Step-by-step solution

The formulas used in the given problem

The magnetic field in a solenoid is given by $\mathit{B}\mathbf{=}{\mathit{\mu }}_{\mathbf{0}}\mathit{n}\mathit{I}$.

The energy stored in a solenoid is given by $\mathit{U}\mathbf{=}\frac{\mathbf{1}}{\mathbf{2}\mathbf{L}{\mathbf{I}}^{\mathbf{2}}}$.

The energy density is given by $\frac{{\mathbf{B}}^{\mathbf{2}}}{\mathbf{2}{\mathbf{\mu }}_{\mathbf{0}}}$or it is simple energy per volume.

Calculate the magnetic field

The magnetic field is given by

$$\begin{gathered} B={\mu }_{0}nI \\ B=\frac{{\mu }_{0}NI}{l} \\ B=\frac{4\pi \times {10}^{-7}\times 400\times 80}{0.25} \\ B=0.161T \end{gathered}$$

Calculate the energy density

The energy density is given by

$$\begin{gathered} u=\frac{B^2}{2{\mu }_0} \\ u=\frac{0.{161}^2}{2\times 4\pi \times {10}^{-7}} \\ u=1.03\times {10}^{4}J/m^3 \end{gathered}$$

Calculate the total energy stored in the solenoid

The total energy can be given by the product of energy density and volume.

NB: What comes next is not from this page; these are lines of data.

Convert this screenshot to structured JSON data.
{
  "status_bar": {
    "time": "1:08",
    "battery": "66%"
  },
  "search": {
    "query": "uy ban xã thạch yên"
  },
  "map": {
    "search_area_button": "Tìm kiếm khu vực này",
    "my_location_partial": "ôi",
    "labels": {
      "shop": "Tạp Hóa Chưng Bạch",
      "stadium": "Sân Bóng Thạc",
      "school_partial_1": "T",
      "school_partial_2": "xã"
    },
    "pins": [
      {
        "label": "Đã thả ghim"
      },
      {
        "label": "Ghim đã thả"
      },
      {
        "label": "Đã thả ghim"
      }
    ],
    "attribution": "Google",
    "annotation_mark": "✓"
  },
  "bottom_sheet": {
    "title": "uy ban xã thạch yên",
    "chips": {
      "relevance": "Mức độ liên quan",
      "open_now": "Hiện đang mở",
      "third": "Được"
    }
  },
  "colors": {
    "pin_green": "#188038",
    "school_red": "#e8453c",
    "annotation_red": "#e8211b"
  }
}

$$\begin{gathered} V=lA \\ V=0.25\times 0.5\times {10}^{-4} \\ V=1.25\times {10}^{-5}{m}^3 \end{gathered}$$

The total energy will be

$$\begin{gathered} U=uV \\ U=1.03\times {10}^4\times 1.25\times {10}^{-5} \\ U=129mJ \end{gathered}$$

Calculate the self-inductance

The energy is given by $U=\frac{1}{2}L{I}^2$. Use this formula to calculate the self-inductance.

$$\begin{gathered} L=\frac{2U}{I^2} \\ L=\frac{2\times 0.129}{{80}^2} \\ L=4.02\times {10}^{-5}H \end{gathered}$$